日本的乐曲在1985年9月戛然而止:《广场协议》(Plaza Accord)的签署迫使日圆升值,导致日本出口减少、经济增长放缓。

为恢复增长,日本决策者又掀起一轮信贷驱动的投资浪潮,来抵消日圆升值的影响。此举形成资产价格泡沫,并最终归于破灭。然后日本又利用政府支出和低利率来避免经济活动的崩溃,结果却是失衡状况有增无减。

日本自此背上了庞大的财政赤字、高昂的政府债务和臃肿的央行资产负债表。这在一定程度上是为了支持政府运转、支撑资产价格。

酝酿中的银行业危机

一直到1990年,日本都还是非常成功的──强劲增长过程中只出现过短暂中断。从1990年起,在泡沫经济破灭之后,日本陷于经济停滞接近20载不曾中断。

中国反对仓促重估人民币,根源在于它要避免走日本的老路。

但中国应对全球金融危机的方式很像《广场协议》之后的日本。(金融危机造成中国出口剧减、经济活动放缓。)

中国通过国有银行系统的快速信贷扩张而非政府支出来推动经济增长,掀起了一股投资浪潮。

而跟之前的日本一样,中国银行系统不堪一击。中国不是通过财政赤字、而是通过银行直接向指定项目放贷来维持高水平的增长。

中国依靠估值过高的资产作为质押、依靠现金流不足的基础设施项目来偿债,意味着很多贷款将无法偿还。这些坏账可能会引发银行业危机,也有可能抽走中国庞大储蓄和收入中的相当大一部分,削弱经济的增长潜能。

另外,日本在危机开始的时候比中国富裕得多,所以在应对经济放缓的时候拥有相当大的优势。日本还拥有良好的教育体系、强大的创新能力和科技实力,以及勤勉的工作作风,这些有助于它的调整。日本拥有世界一流的制造业以及电子、重工行业的丰富知识产权,这也是它的一个优势。

相比之下,中国依靠廉价劳动力,用进口原材料来组装、生产产品用于出口。当前劳动力的短缺和工资的上涨正在削弱其竞争力。中国在创新和高科技制造方面的努力也还处于初步阶段。

中国有关部门承认,信贷推动的投资战略导致资本错配、投资效率低下、国有银行蒙受贷款损失。

中国的挑战

近几年,外界普遍地对中国的成就越来越感到惊叹。但如果中国无法完成必要的经济转型,其惊人成功最终归于猛然失败是完全有可能的。

现在的问题是中国能不能避免成为下一个日本。

中国摒弃投资主导的增长模式面临着巨大的挑战。依靠补贴无休止地扩张产能、来推动经济增长,已经越来越不可行。维持或调整现行战略的举动有可能造成大于预期的经济减速,给中国的社会和政治稳定带来影响。

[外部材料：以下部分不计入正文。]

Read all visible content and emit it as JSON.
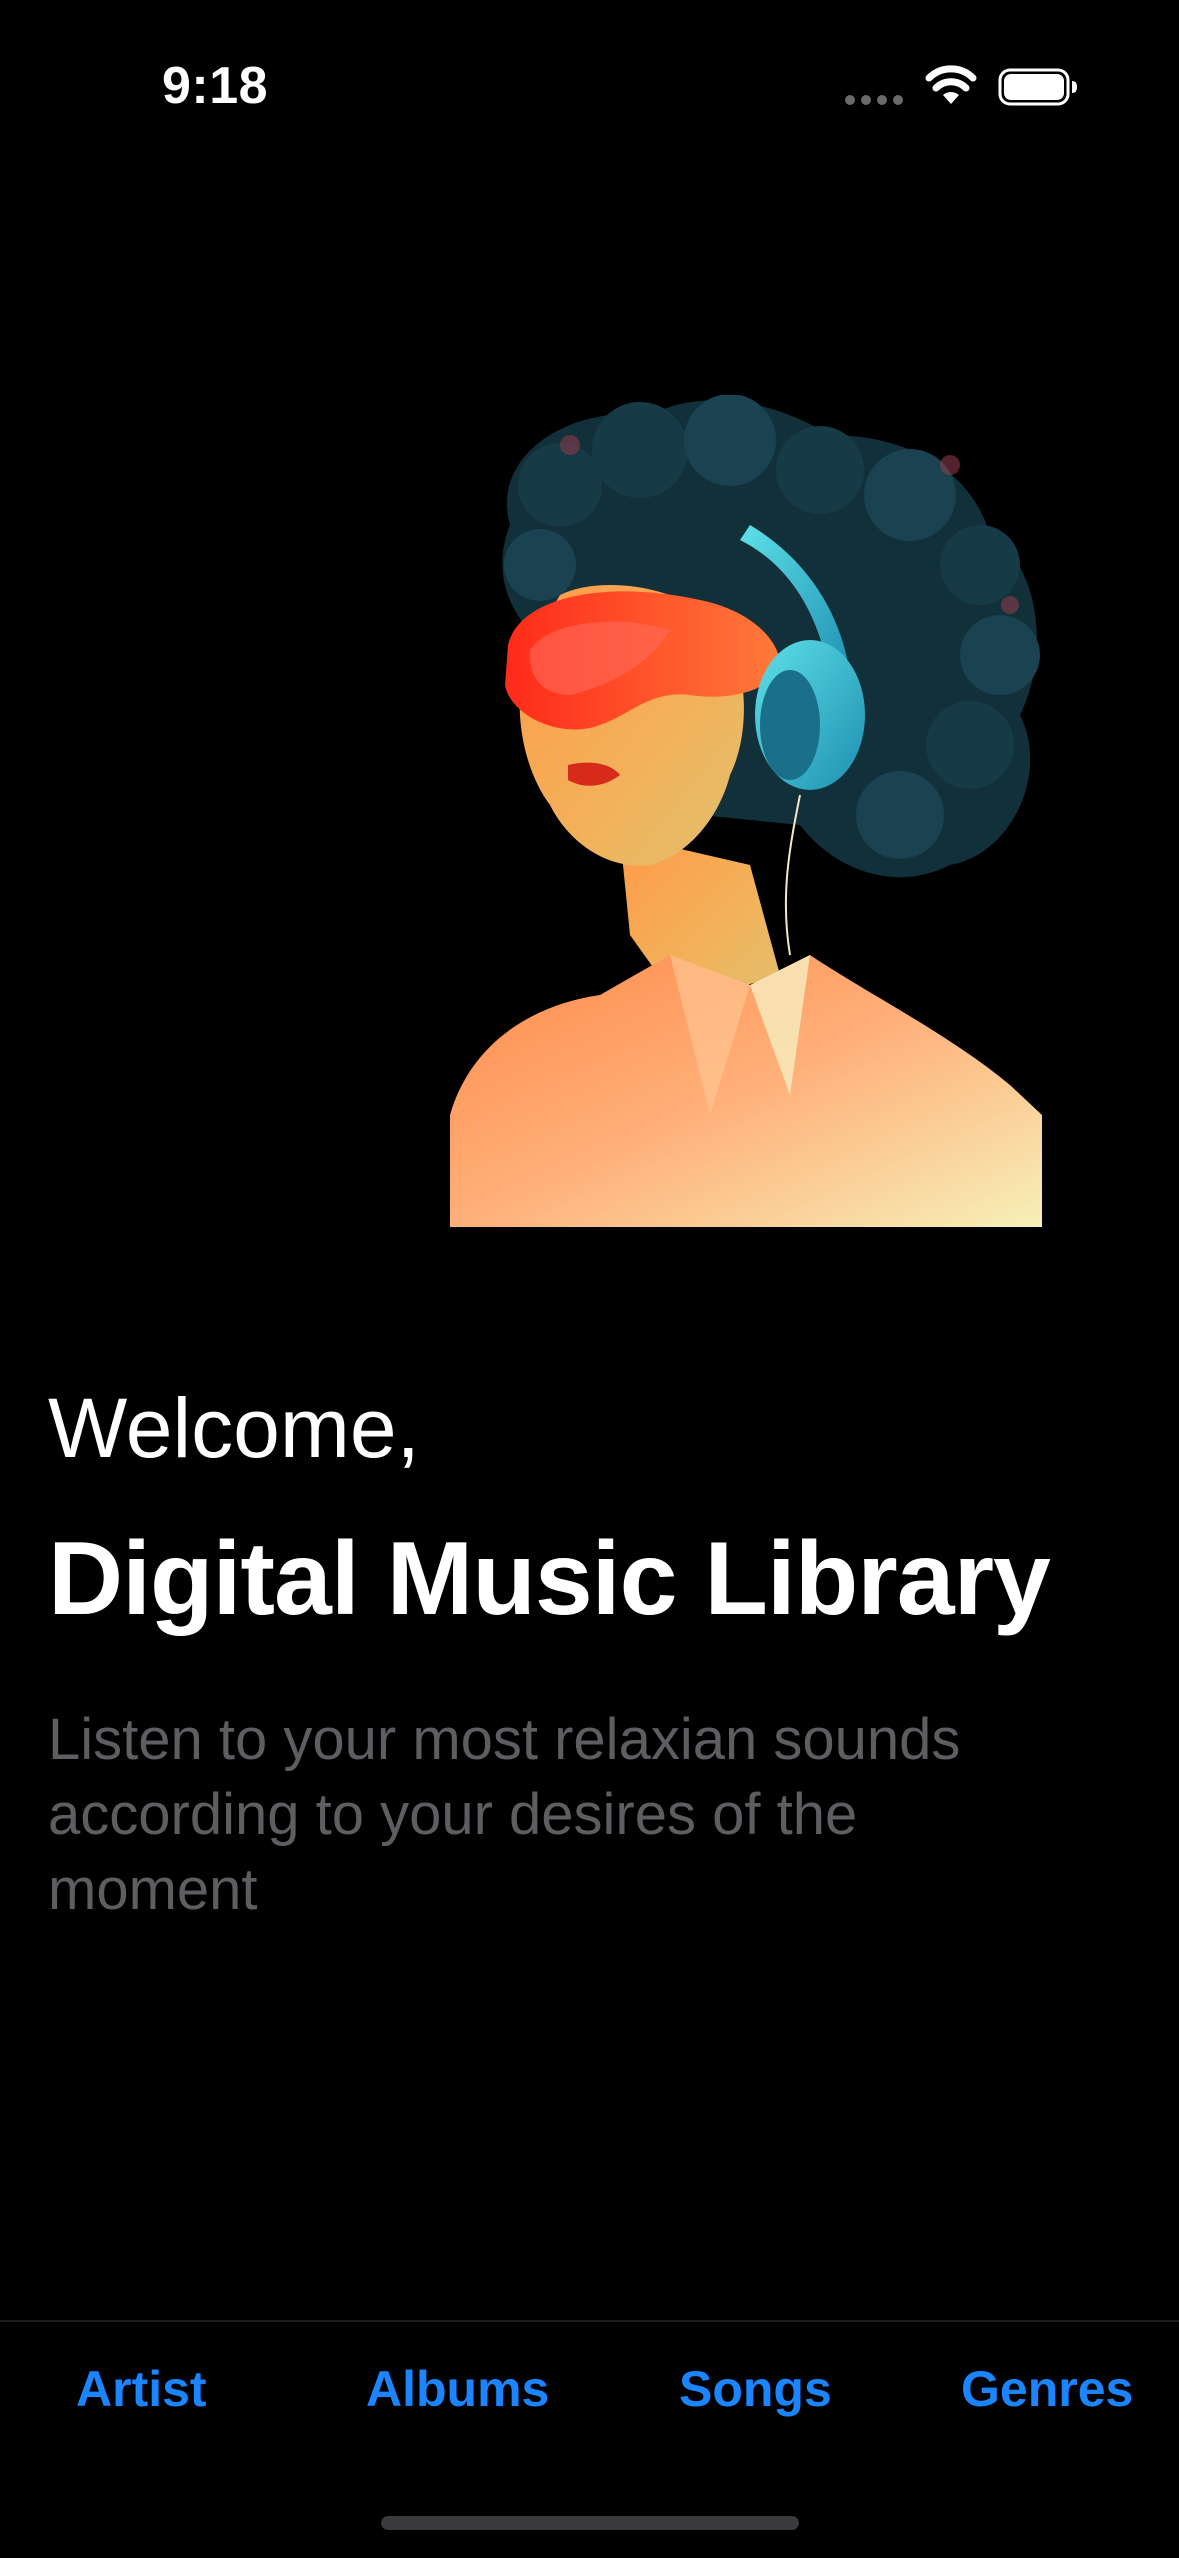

全世界都认为中国将保持增长,只是增长速度会比近几年减缓。这种观点依据的是世界经济需要什么,而不是现实情况是什么。正如小说家C.S.刘易斯(C.S. Lewis)所说:“寻找真相,最后找到的可能是安慰;寻找安慰,最后找不到安慰也找不到真相,只有虚幻泡沫和一厢情愿,最终以绝望收场。”

(本文作者Satyajit Das曾是银行家,著有《极限金钱》(Extreme Money)和《交易员、枪和钱》(Traders, Guns & Money)。)